Wednesday, 16th September 2020, 2:59 pm
Suneta.

Improving mental health in education is central to the mission of Suneta Bagri, who is striving to transform the wellbeing culture in schools, a subject that has never been in sharper focus.

In 2016, Suneta was executive principal at Newnham and Welton Academies School, in Daventry, as part of a five-year run of headships at schools, including in Birmingham and Coventry.

Now she is the founder of the new Every Teacher Matters Project and Network, which delivers mental health first aid training and coaching in educational settings.

Established under her business umbrella of Coventry-based Cultivate Coaching & Consultancy, the network marks a personal milestone for the passionate campaigner.

And it comes at a time of reported ‘crisis’ in a profession which is said to be losing nearly half of its new cohorts within the first three years of qualifying.

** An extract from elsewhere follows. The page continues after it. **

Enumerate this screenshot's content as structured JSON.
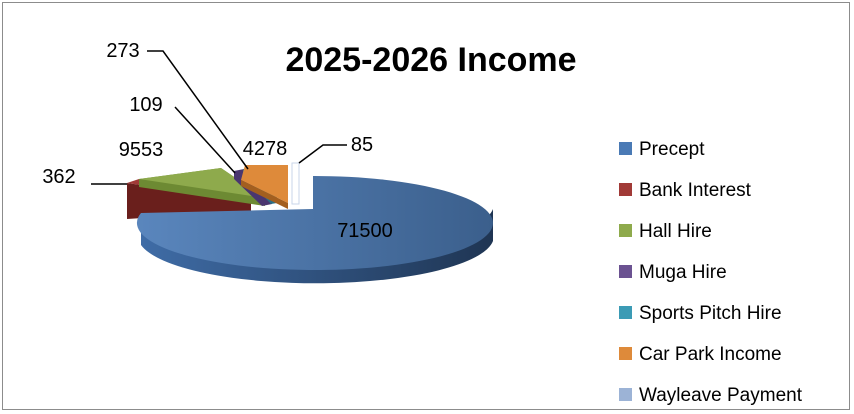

Suneta, 43, said: “The profession was in crisis even before Covid came along, but now there are extra concerns for teachers to contend with, including the fear of contracting the virus, the pressures of having to work in bubbles and the huge emphasis on risk assessments. That’s all many are able to focus on at the moment, whereas usually they’d be focusing on the teaching and the learning aspects.

“Teachers are burning out due to a number of reasons – workload, lack of autonomy, lack of control and a narrow curriculum which relies completely on rote learning of facts. It’s all about gearing them [pupils] up to pass tests rather than take part in deep, rich learning experiences which serve them for life.

“Schools have become more like exam factories, ramming maths, English and science down their throats while squeezing out other creative arts and getting children to achieve certain thresholds. It doesn’t matter, if in the process, that holistic character of education is lost.

“Politicians are making decisions when they have absolutely no clue about what actually goes on within a school environment.”

The youngest of three siblings born to immigrant parents, Suneta said: “My passion for learning developed at a young age. My parents’ priority was to keep a roof over our heads and food on the table, meaning that getting a good education was secondary.

“My father’s aspiration for me was to find me a suitor when I turned 18. His wish? That I work in a bank.

“I fought hard for the privilege of an education and discovered a love of learning that has carried me through my entire life.”

Now her focus is on her Every Teacher Matters Project which is already inspiring educators and entrepreneurs alike. Suneta is now an advisor for the Mental Health Foundation as well as a Fellow of the Chartered College of Teaching and has earned recognition in several national awards programmes.

“I want teacher wellbeing to become high profile and I want to be able to make systemic changes that make a difference to initial teacher training,” she said.